J’ai bientôt assez de cet oiseau muet qui ne vit qu’à rebours, et je le mets dehors par la fenêtre… Il ne sait pas plus se servir de la liberté que d’une cage. On va le reprendre avec la main.

Qu’on se garde de me le rapporter !

Non seulement je n’offre aucune récompense, mais je jure que je ne connais pas cet oiseau.

LE PINSON

Au bout du toit de la grange, un pinson chante. Il répète, par intervalles égaux, sa note héréditaire. A force de le regarder, l’œil trouble ne le distingue plus de la grange massive. Toute la vie de ces pierres, de ce foin, de ces poutres et de ces tuiles s’échappe par un bec d’oiseau.

Ou plutôt la grange elle-même siffle un petit air.

LE NID DE CHARDONNERETS

Il y avait, sur une branche fourchue de notre cerisier, un nid de chardonnerets joli à voir, rond, parfait, tous crins au-dehors, tout duvet au-dedans, et quatre petits venaient d’y éclore. Je dis à mon père :

— J’ai presque envie de les prendre pour les élever.

Mon père m’avait expliqué souvent que c’est un crime de mettre des oiseaux en cage. Mais, cette fois, las sans doute de répéter la même chose, il ne trouva rien à me répondre. Quelques jours après, je lui dis :

— Si je veux, ce sera facile. Je placerai d’abord le nid dans une cage, j’attacherai la cage au cerisier et la mère nourrira les petits par les barreaux, jusqu’à ce qu’ils n’aient plus besoin d’elle.

Mon père ne me dit pas ce qu’il pensait de ce moyen.

C’est pourquoi j’installai le nid dans une cage, la cage sur le cerisier et ce que j’avais prévu arriva : les vieux chardonnerets, sans hésiter, apportèrent aux petits des pleins becs de chenilles. Et mon père observait de loin, amusé comme moi, leur va-et-vient fleuri, leur vol teint de rouge sang et de jaune soufre.

Je dis un soir :

— Les petits sont assez drus. S’ils étaient libres, ils s’envoleraient. Qu’ils passent une dernière nuit en famille et demain je les porterai à la maison, je les pendrai à ma fenêtre, et je te prie de croire qu’il n’y aura pas beaucoup de chardonnerets au monde mieux soignés.

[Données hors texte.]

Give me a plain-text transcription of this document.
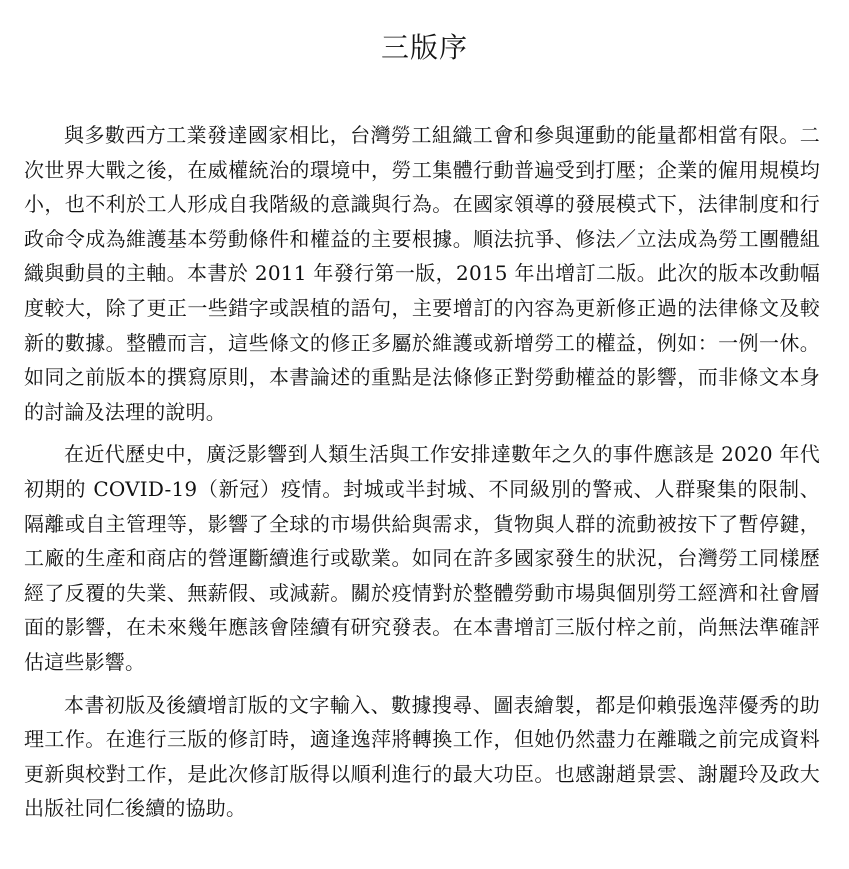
三版序

與多數西方工業發達國家相比，台灣勞工組織工會和參與運動的能量都相當有限。二次世界大戰之後，在威權統治的環境中，勞工集體行動普遍受到打壓；企業的僱用規模均小，也不利於工人形成自我階級的意識與行為。在國家領導的發展模式下，法律制度和行政命令成為維護基本勞動條件和權益的主要根據。順法抗爭、修法／立法成為勞工團體組織與動員的主軸。本書於 2011 年發行第一版，2015 年出增訂二版。此次的版本改動幅度較大，除了更正一些錯字或誤植的語句，主要增訂的內容為更新修正過的法律條文及較新的數據。整體而言，這些條文的修正多屬於維護或新增勞工的權益，例如：一例一休。如同之前版本的撰寫原則，本書論述的重點是法條修正對勞動權益的影響，而非條文本身的討論及法理的說明。

在近代歷史中，廣泛影響到人類生活與工作安排達數年之久的事件應該是 2020 年代初期的 COVID-19（新冠）疫情。封城或半封城、不同級別的警戒、人群聚集的限制、隔離或自主管理等，影響了全球的市場供給與需求，貨物與人群的流動被按下了暫停鍵，工廠的生產和商店的營運斷續進行或歇業。如同在許多國家發生的狀況，台灣勞工同樣歷經了反覆的失業、無薪假、或減薪。關於疫情對於整體勞動市場與個別勞工經濟和社會層面的影響，在未來幾年應該會陸續有研究發表。在本書增訂三版付梓之前，尚無法準確評估這些影響。

本書初版及後續增訂版的文字輸入、數據搜尋、圖表繪製，都是仰賴張逸萍優秀的助理工作。在進行三版的修訂時，適逢逸萍將轉換工作，但她仍然盡力在離職之前完成資料更新與校對工作，是此次修訂版得以順利進行的最大功臣。也感謝趙景雲、謝麗玲及政大出版社同仁後續的協助。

Mon père ne me dit pas le contraire.

Le lendemain, je trouvai la cage vide. Mon père était là, témoin de ma stupeur.

— Je ne suis pas curieux, dis-je, mais je voudrais bien savoir quel est l’imbécile qui a ouvert cette cage !

LE LORIOT

Je lui dis :

— Rends-moi cette cerise, tout de suite.

— Bien, répond le loriot.

Il rend la cerise et, avec la cerise, les trois cent mille larves d’insectes nuisibles, qu’il avale dans une année.

LE MOINEAU

Assis sous les noisetiers du jardin, j’écoute les bruits que fait par ses feuilles, ses insectes et ses oiseaux, tout arbre qui ne se méfie pas.

Silencieux, inanimé à notre approche, il se remet à vivre dès qu’il ne nous croit plus là, parce que nous nous taisons comme lui.

Après la visite d’un chardonneret, qui voltige dans les noisetiers, donne aux feuilles quelques coups de bec, et repart sans m’apercevoir, c’est un moineau qui vient se poser sur une branche au-dessus de ma tête.

Bien que déjà dru, il doit être jeune. Il serre la branche avec ses pattes, il ne bouge plus, comme si le vol l’avait fatigué, et il pépie d’un bec tendre. Il ne peut pas me voir et je le regarde longtemps. Puis il me faut bien remuer. Au mouvement que je fais, le moineau ouvre à peine ses ailes et les referme sans inquiétude.

Je ne sais pourquoi je me dresse, machinal, et du bout des lèvres, la main tendue, je l’appelle.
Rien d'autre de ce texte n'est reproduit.